Companies are positioning themselves for long-term success by making strategic decisions now.
by Anne Ozzimo, February 2009
As the economic slowdown intensifies, executives are looking for ways to cut costs, and IT budgets are under the microscope. According to a September 2008 survey by the Washington DC-based CIO Executive Board, more than 60 percent of CIOs are re-evaluating their 2009 IT budgets, moving to cut back on near-term spending and putting longer-term commitments on hold. As a result, IT budgets are predicted to grow by only 2.3 percent in 2009, instead of the 5.8 percent growth rate originally forecast.
Rather than slash IT programs across the board, the CIO Executive Board is recommending that CIOs target their spending on those projects able to deliver the highest return on investment (ROI), from consolidation and simplification programs designed to lower IT’s long-term cost base to business innovation projects that will position their organizations for leadership when better times return. Not cutting back on critical infrastructure and business innovation projects is especially important: recent CIO Executive Board research shows that companies that excelled through the last downturn were those that reserved at least 5 to 7 percent of their IT spending for innovation.
For Oracle Chairman Jeff Henley, the current economic climate offers a perfect opportunity for companies to push through politically sensitive internal initiatives that can reduce IT complexity and costs today, while creating a single, integrated platform to understand your business better and roll out new products and services much more quickly to customers when the economy recovers. Last November, Henley shared his thoughts with CFOs who had gathered in Chicago for the fourth annual Oracle CFO Summit meeting. The theme was “Preparing for Better Times: CFO Strategies for Managing Through the Downturn.”

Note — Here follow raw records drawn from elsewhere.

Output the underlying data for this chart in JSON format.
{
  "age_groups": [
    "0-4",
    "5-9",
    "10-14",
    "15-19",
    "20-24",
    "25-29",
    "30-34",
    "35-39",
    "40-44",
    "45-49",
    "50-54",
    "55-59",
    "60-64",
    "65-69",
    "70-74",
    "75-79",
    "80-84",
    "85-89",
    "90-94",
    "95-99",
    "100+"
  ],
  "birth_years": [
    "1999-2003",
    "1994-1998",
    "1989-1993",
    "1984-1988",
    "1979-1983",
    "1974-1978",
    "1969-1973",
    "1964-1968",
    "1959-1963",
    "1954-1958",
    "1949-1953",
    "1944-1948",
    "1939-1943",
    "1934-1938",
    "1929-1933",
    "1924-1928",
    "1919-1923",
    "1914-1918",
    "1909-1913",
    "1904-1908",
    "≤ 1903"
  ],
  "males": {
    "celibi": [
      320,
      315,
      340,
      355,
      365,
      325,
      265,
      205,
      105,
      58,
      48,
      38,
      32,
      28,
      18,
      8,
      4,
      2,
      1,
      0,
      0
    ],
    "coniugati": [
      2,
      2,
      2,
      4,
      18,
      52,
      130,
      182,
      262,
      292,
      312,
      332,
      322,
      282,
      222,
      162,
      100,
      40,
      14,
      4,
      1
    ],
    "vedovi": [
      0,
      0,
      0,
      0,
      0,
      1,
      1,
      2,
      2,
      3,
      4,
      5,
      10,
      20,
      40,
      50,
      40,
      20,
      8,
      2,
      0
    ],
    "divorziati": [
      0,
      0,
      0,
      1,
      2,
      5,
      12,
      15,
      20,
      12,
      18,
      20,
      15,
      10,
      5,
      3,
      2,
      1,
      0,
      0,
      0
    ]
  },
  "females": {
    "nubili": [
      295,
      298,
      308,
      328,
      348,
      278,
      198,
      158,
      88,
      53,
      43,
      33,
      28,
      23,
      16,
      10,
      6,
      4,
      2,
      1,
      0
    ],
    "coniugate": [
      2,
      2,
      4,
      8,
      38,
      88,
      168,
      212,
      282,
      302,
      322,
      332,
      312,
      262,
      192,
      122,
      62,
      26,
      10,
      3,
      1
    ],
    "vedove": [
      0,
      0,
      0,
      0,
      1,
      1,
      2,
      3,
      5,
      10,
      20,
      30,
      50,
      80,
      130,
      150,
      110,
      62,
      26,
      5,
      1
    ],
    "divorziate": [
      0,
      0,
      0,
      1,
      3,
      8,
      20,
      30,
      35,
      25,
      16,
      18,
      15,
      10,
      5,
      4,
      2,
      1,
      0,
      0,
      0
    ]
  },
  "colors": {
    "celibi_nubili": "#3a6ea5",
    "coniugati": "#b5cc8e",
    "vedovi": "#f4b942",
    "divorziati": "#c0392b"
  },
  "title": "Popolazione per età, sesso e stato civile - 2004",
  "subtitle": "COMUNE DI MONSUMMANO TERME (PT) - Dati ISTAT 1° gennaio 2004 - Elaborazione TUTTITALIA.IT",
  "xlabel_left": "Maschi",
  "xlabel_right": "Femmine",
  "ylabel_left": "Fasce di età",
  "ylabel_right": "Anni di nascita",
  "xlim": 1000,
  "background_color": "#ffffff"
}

“Having been a CFO through several major downturns, I’m a firm believer that sometimes a crisis can provide you with an opportunity to transform your organization in ways that wouldn’t be possible during good times, because the circumstances demand that you create leaner, more-efficient operations,” says Henley. “That’s what happened to Oracle in the late 1990s, when our operating margins were under pressure. In 1998, we embarked on an initiative to consolidate 52 application instances into a single global instance, rationalize our data centers from 40 to 2, and standardize our processes worldwide. By the time Oracle had emerged from the dot-com bust in 2003, we had more than doubled our operating margins and created a strong, integrated platform to support our M&A [mergers and acquisitions] and organic growth strategies.”
Taking Information Technology Costs Out of the Business
As senior vice president in charge of applications development at Oracle, Ed Abbo estimates that he meets with close to 10 CIOs each month to better understand how Oracle’s application portfolio can help customers address their ongoing IT challenges. Recent meetings with CIOs have focused on two pressing needs: how to take IT costs out of the business quickly and how to deploy high-impact, high-ROI solutions to achieve near-term, very defined returns.
“Most customers I meet with now are really focused on how to run their business more efficiently,” notes Abbo. “That’s essentially taking costs out of IT by reducing the number of applications that they use to run their business.” Abbo estimates that most of the midsize to large enterprise customers he talks with still run hundreds or thousands of disparate applications, which means there is a lot of opportunity for customers to simplify their IT environments and dramatically reduce their costs. According to The Hackett Group, a global strategic advisory firm, the payback for reducing IT complexity can be impressive, with world-class IT firms able to run their IT organizations for 15 to 30 percent less than their peers.